Pineapple Weed Grisette
On a typically wet night back in May, I was first introduced to the humble Pineapple Weed plant during an episode of Masterchef. The plant is part of the Chamomile family, and originated in the Asia and was introduced to the UK in the 1800s. As the name suggests the plant smells and tastes like pineapple, this peaked my interest enough that I had to find some and try it in a beer.
My first thought was to add it to a Saison, I figured that the rustic characteristics of the Belgian farmhouse ale would complement the pineapple weed well. But after trying a fantastic Grisette from Duration Brewing I decided that I have a go at that instead. A Grisette has very similar characteristics to a Saison but was brewed for miners instead of farmers. It tended to be drunk fresh rather than aged like a Saison often was and was typically a lower ABV. The name, which means "little grey one" in Dutch, is thought to of come from the name of the local grey-coloured stone or from the grey frocks worn by the women who served the beer in local pubs.

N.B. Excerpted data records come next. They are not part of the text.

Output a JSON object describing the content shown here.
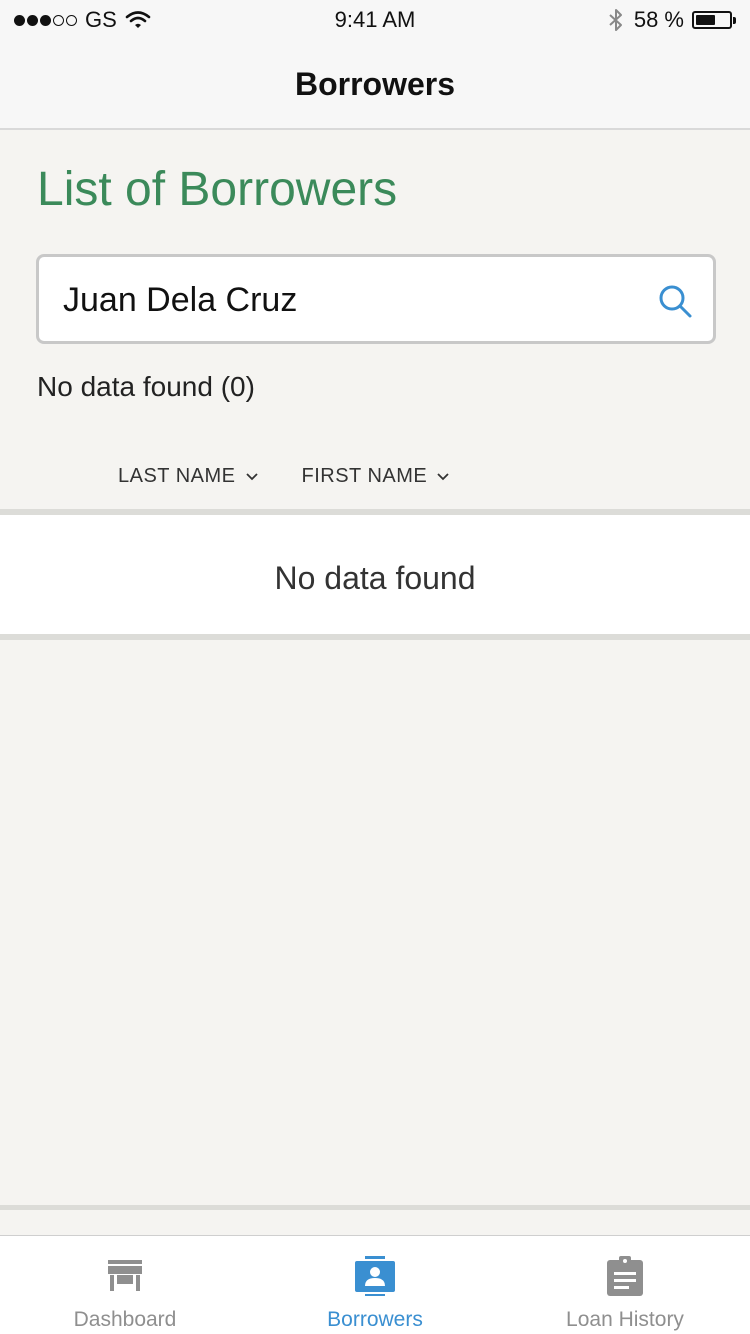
{
  "status_bar": {
    "carrier": "GS",
    "time": "9:41 AM",
    "battery_percent": "58 %",
    "battery_level": 0.58,
    "signal_bars": 3,
    "signal_total": 5
  },
  "nav": {
    "title": "Borrowers"
  },
  "page": {
    "heading": "List of Borrowers",
    "search": {
      "value": "Juan Dela Cruz",
      "placeholder": ""
    },
    "result_count": "No data found (0)",
    "columns": [
      {
        "label": "LAST NAME",
        "icon": "chevron-down-icon"
      },
      {
        "label": "FIRST NAME",
        "icon": "chevron-down-icon"
      }
    ],
    "empty_message": "No data found"
  },
  "tabs": [
    {
      "label": "Dashboard",
      "icon": "store-icon",
      "active": false
    },
    {
      "label": "Borrowers",
      "icon": "contact-book-icon",
      "active": true
    },
    {
      "label": "Loan History",
      "icon": "clipboard-icon",
      "active": false
    }
  ],
  "colors": {
    "heading_green": "#3b8a5a",
    "accent_blue": "#3a8fd1",
    "inactive_gray": "#8f8f8f"
  }
}
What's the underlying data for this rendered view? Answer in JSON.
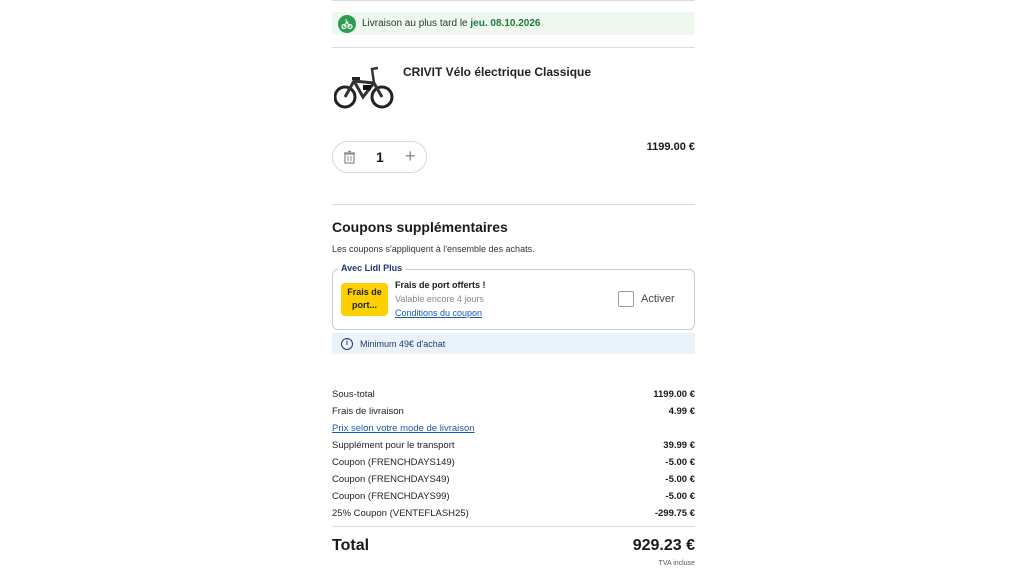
{
  "delivery": {
    "text": "Livraison au plus tard le",
    "date": "jeu. 08.10.2026"
  },
  "product": {
    "name": "CRIVIT Vélo électrique Classique",
    "quantity": "1",
    "price": "1199.00 €"
  },
  "coupons": {
    "title": "Coupons supplémentaires",
    "description": "Les coupons s'appliquent à l'ensemble des achats.",
    "group_label": "Avec Lidl Plus",
    "card": {
      "tag": "Frais de port...",
      "title": "Frais de port offerts !",
      "validity": "Valable encore 4 jours",
      "conditions_link": "Conditions du coupon",
      "activate_label": "Activer",
      "activated": false
    },
    "minimum_info": "Minimum 49€ d'achat"
  },
  "summary": {
    "rows": [
      {
        "label": "Sous-total",
        "value": "1199.00 €"
      },
      {
        "label": "Frais de livraison",
        "value": "4.99 €"
      },
      {
        "label": "Prix selon votre mode de livraison",
        "value": "",
        "link": true
      },
      {
        "label": "Supplément pour le transport",
        "value": "39.99 €"
      },
      {
        "label": "Coupon (FRENCHDAYS149)",
        "value": "-5.00 €"
      },
      {
        "label": "Coupon (FRENCHDAYS49)",
        "value": "-5.00 €"
      },
      {
        "label": "Coupon (FRENCHDAYS99)",
        "value": "-5.00 €"
      },
      {
        "label": "25% Coupon (VENTEFLASH25)",
        "value": "-299.75 €"
      }
    ],
    "total_label": "Total",
    "total_value": "929.23 €",
    "tax_note": "TVA incluse"
  },
  "colors": {
    "delivery_bg": "#eef8ef",
    "delivery_accent": "#2e9c55",
    "coupon_tag": "#ffd000",
    "link": "#1a59b2",
    "info_bg": "#eaf2fb"
  }
}
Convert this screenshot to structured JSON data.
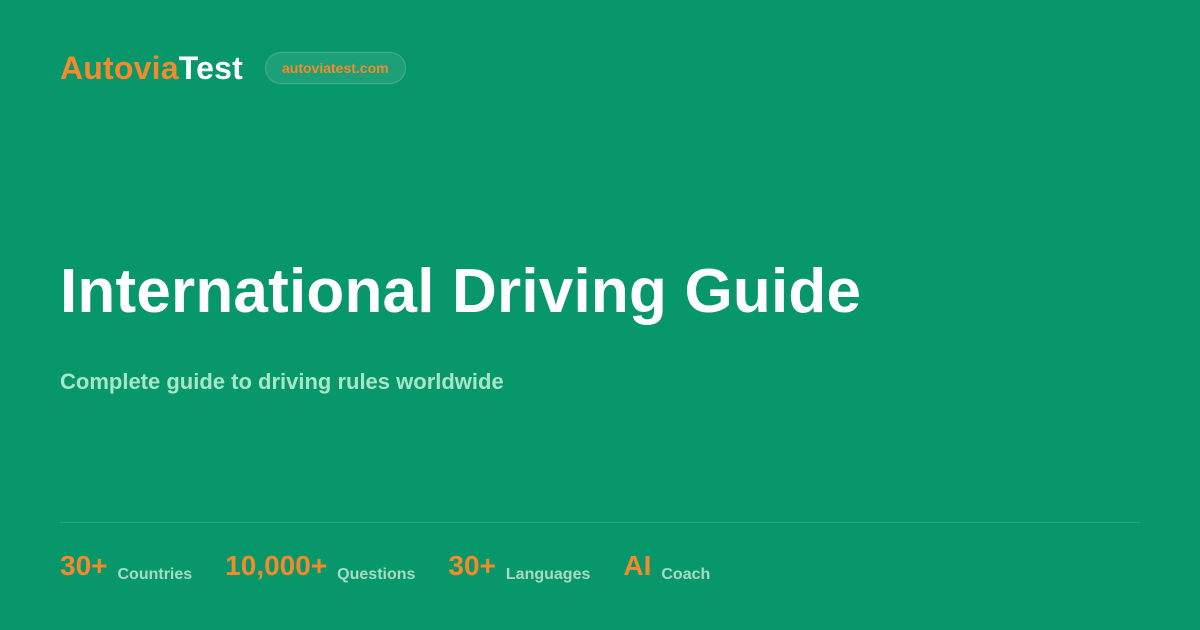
{
  "brand": {
    "name_part1": "Autovia",
    "name_part2": "Test",
    "url": "autoviatest.com"
  },
  "hero": {
    "title": "International Driving Guide",
    "subtitle": "Complete guide to driving rules worldwide"
  },
  "stats": [
    {
      "value": "30+",
      "label": "Countries"
    },
    {
      "value": "10,000+",
      "label": "Questions"
    },
    {
      "value": "30+",
      "label": "Languages"
    },
    {
      "value": "AI",
      "label": "Coach"
    }
  ],
  "colors": {
    "background": "#07976a",
    "accent": "#f38a2b",
    "title": "#ffffff",
    "subtitle": "#a7e6c7",
    "stat_label": "#a7dcc3"
  }
}
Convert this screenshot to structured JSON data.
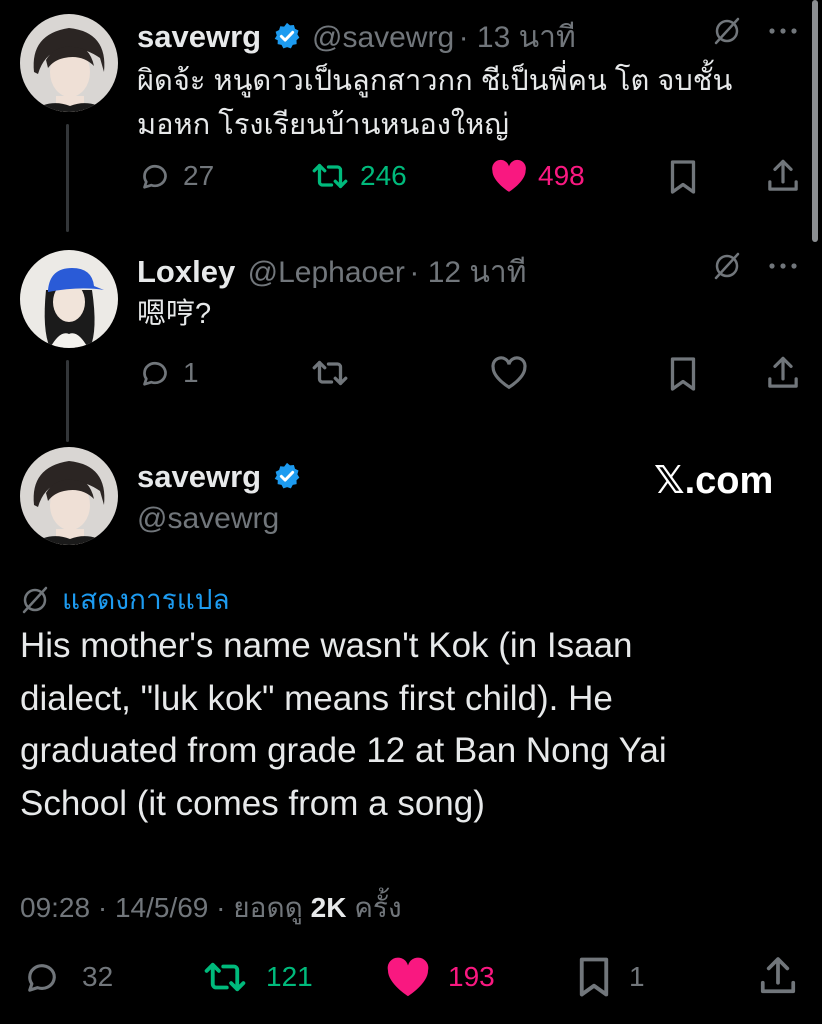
{
  "reply1": {
    "name": "savewrg",
    "handle": "@savewrg",
    "time": "· 13 นาที",
    "text_line1": "ผิดจ้ะ หนูดาวเป็นลูกสาวกก ชีเป็นพี่คน โต จบชั้น",
    "text_line2": "มอหก โรงเรียนบ้านหนองใหญ่",
    "replies": "27",
    "reposts": "246",
    "likes": "498"
  },
  "reply2": {
    "name": "Loxley",
    "handle": "@Lephaoer",
    "time": "· 12 นาที",
    "text": "嗯哼?",
    "replies": "1"
  },
  "main": {
    "name": "savewrg",
    "handle": "@savewrg",
    "watermark": "𝕏.com",
    "translate_label": "แสดงการแปล",
    "text_line1": "His mother's name wasn't Kok (in Isaan",
    "text_line2": "dialect, \"luk kok\" means first child). He",
    "text_line3": "graduated from grade 12 at Ban Nong Yai",
    "text_line4": "School (it comes from a song)",
    "time_prefix": "09:28 · 14/5/69 · ยอดดู ",
    "views": "2K",
    "views_suffix": " ครั้ง",
    "replies": "32",
    "reposts": "121",
    "likes": "193",
    "bookmarks": "1"
  },
  "colors": {
    "background": "#000000",
    "text": "#e7e9ea",
    "secondary": "#71767b",
    "repost_green": "#00ba7c",
    "like_pink": "#f91880",
    "verified_blue": "#1d9bf0",
    "link_blue": "#1d9bf0"
  }
}
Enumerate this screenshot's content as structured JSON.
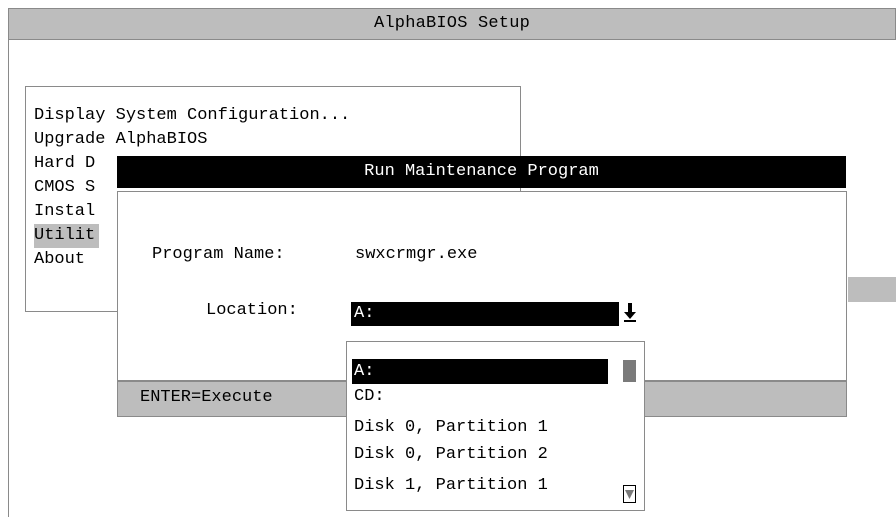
{
  "app": {
    "title": "AlphaBIOS Setup"
  },
  "main_menu": {
    "items": [
      {
        "label": "Display System Configuration..."
      },
      {
        "label": "Upgrade AlphaBIOS"
      },
      {
        "label": "Hard D"
      },
      {
        "label": "CMOS S"
      },
      {
        "label": "Instal"
      },
      {
        "label": "Utilit",
        "selected": true
      },
      {
        "label": "About"
      }
    ]
  },
  "dialog": {
    "title": "Run Maintenance Program",
    "program_name_label": "Program Name:",
    "program_name_value": "swxcrmgr.exe",
    "location_label": "Location:",
    "location_value": "A:",
    "location_options": [
      "A:",
      "CD:",
      "Disk 0, Partition 1",
      "Disk 0, Partition 2",
      "Disk 1, Partition 1"
    ],
    "selected_index": 0
  },
  "status_bar": {
    "text": "ENTER=Execute"
  },
  "icons": {
    "dropdown": "dropdown-arrow-icon",
    "scroll_down": "scroll-down-arrow-icon"
  },
  "colors": {
    "background": "#ffffff",
    "bar_gray": "#bdbdbd",
    "highlight": "#000000"
  }
}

The recipe itself is very simple, Pale ale and wheat malt backed up with a hit of First Gold Hops for bittering. I decided to follow a Belgian stepped mashing schedule to stay within tradition and fermented it on the cooler side to try and tame some of the more forceful flavour characteristics of the yeast.
Once the beer was nearly fully fermented a small, dedicated team of pickers scoured the countryside looking for the all-important Pineapple weed to round out the beer. After a few hours of intensive picking and staring at grass verges we had a healthy pile of the flowers. These were steeped in water and then “dry hopped” in the beer along with the tea.